Not only was this the first album to include a backing band (The Revolution), it marked the debut of recording engineer Susan Rogers, who would work with Prince for the next four years, enabling prince to concentrate solely on the creative side, sparking the most fruitful period of his entire career.



Sigue Sigue Sputnik - F1-11 Love Missile

To this day, I almost can't believe that Sigue Sigue Sputnik happened. Just the entire premise of the band, to this young rock fan at the time, was more performance art than a musical performance or, for that matter, art, yet the final product wound up being ten times more innovative than I could have ever suspected possible from those involved.

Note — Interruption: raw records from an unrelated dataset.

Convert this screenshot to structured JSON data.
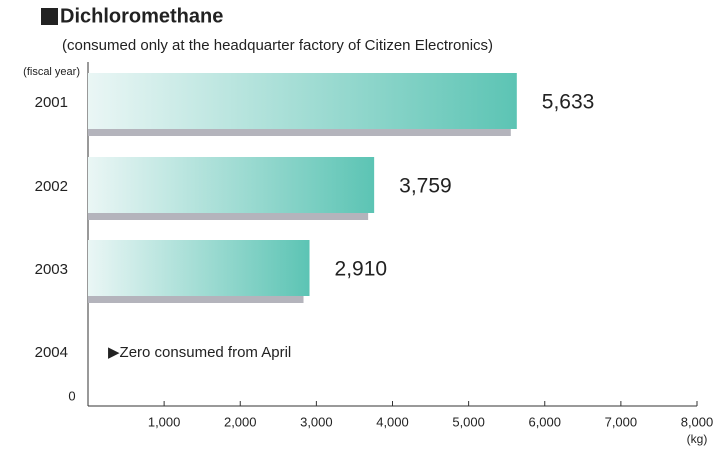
{
  "chart_data": {
    "type": "bar",
    "orientation": "horizontal",
    "title": "Dichloromethane",
    "subtitle": "(consumed only at the headquarter factory of Citizen Electronics)",
    "y_axis_label": "(fiscal year)",
    "x_axis_label": "(kg)",
    "categories": [
      "2001",
      "2002",
      "2003",
      "2004"
    ],
    "values": [
      5633,
      3759,
      2910,
      null
    ],
    "value_labels": [
      "5,633",
      "3,759",
      "2,910",
      null
    ],
    "annotation": "▶Zero consumed from April",
    "color": "#5cc4b4",
    "xlim": [
      0,
      8000
    ],
    "xticks": [
      0,
      {
        "value": 1000,
        "label": "1,000"
      },
      {
        "value": 2000,
        "label": "2,000"
      },
      {
        "value": 3000,
        "label": "3,000"
      },
      {
        "value": 4000,
        "label": "4,000"
      },
      {
        "value": 5000,
        "label": "5,000"
      },
      {
        "value": 6000,
        "label": "6,000"
      },
      {
        "value": 7000,
        "label": "7,000"
      },
      {
        "value": 8000,
        "label": "8,000"
      }
    ]
  }
}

Tony James, of course, came directly from Billy Idol's Generation X and after James had watched Idol's career skyrocket while his remained landlocked. SSS was the ultimate revenge and, while it brought James some UK success, we here in the states continue to sleep on this innovative band, album, and song that perfectly captures the crass stupidity of the '80s Cold War and the constant threat of total annihilation that was ever-present in those days, as now.



Johnny Cash - The Man Comes Around

What begins like a normal folk song quickly turns into a slowly unfolding road map to the end times told by a master storyteller who, from what I've heard, spent a good portion of his life trying to get this song right.

It was also one of the last songs Johnny Cash would ever write before his death, appearing on the 2002 album American IV: The Man Comes Around.



Nena - 99 Luftballoons
To this day, one of the most joyously upbeat songs about nuclear destruction ever recorded. Initially released in January 1983, the song would take over a year to reach American shores, at which point MTV airplay helped propel the newly-released English-language version up the U.S. charts.

Oddly enough, the German version of the song continued to get airplay, with some Top 40 stations playing both versions intermittently.



Love & Rockets - Ball of Confusion

It isn't often that one feels the need to congratulate a band on besting the Temptations, but, truth be told, UK goth rockers Love & Rockets did just that with their recording of "Ball Of Confusion" and this writer is still trying to put a finger on just what it is that makes their version so remarkably durable after all these years.

In a perfect world, it would have been a bigger hit than the song the band eventually had a hit with a few years later ("So Alive"), but at least they had a hit with a tune they wrote (royalties!!).



Sisters of Mercy - Black Planet
Long before cookie monster metal and "that weird singer in the Crash Test Dummies" there was Andrew Eldritch, whose creepy-deep vocals made every Sisters of Mercy song sound as if it was pouring from the lips of a shivering corpse.

Naturally, a song about the charred remains of planet earth seems right own the band's alley and wound up becoming the centerpiece for the band's debut album, First And Last And Always, which was the only album to feature the classic line-up that included guitarists Wayne Hussey (later of The Mission UK) and Gary Marx.



The Fixx - Red Skies

When the Fixx arrived on the scene in the early '80s, U2 was still very much in their muscular rock phase, but, by 1985, it seemed as if The Edge had stolen all of Jamie West-Oram's schtick, helping U2 transition into a more nuanced version of themselves, if not the Fixx.

By then, oddly enough, The Fixx, themselves, seemed keen on changing their sound, too, opting for a more streamlined pop sound that, quite frankly, must have bored West-Oram to tears.

On this song, though, both guitarist and band are firing on all cylinders, creating a sound so dense with detail that you can almost walk around in the world that it creates.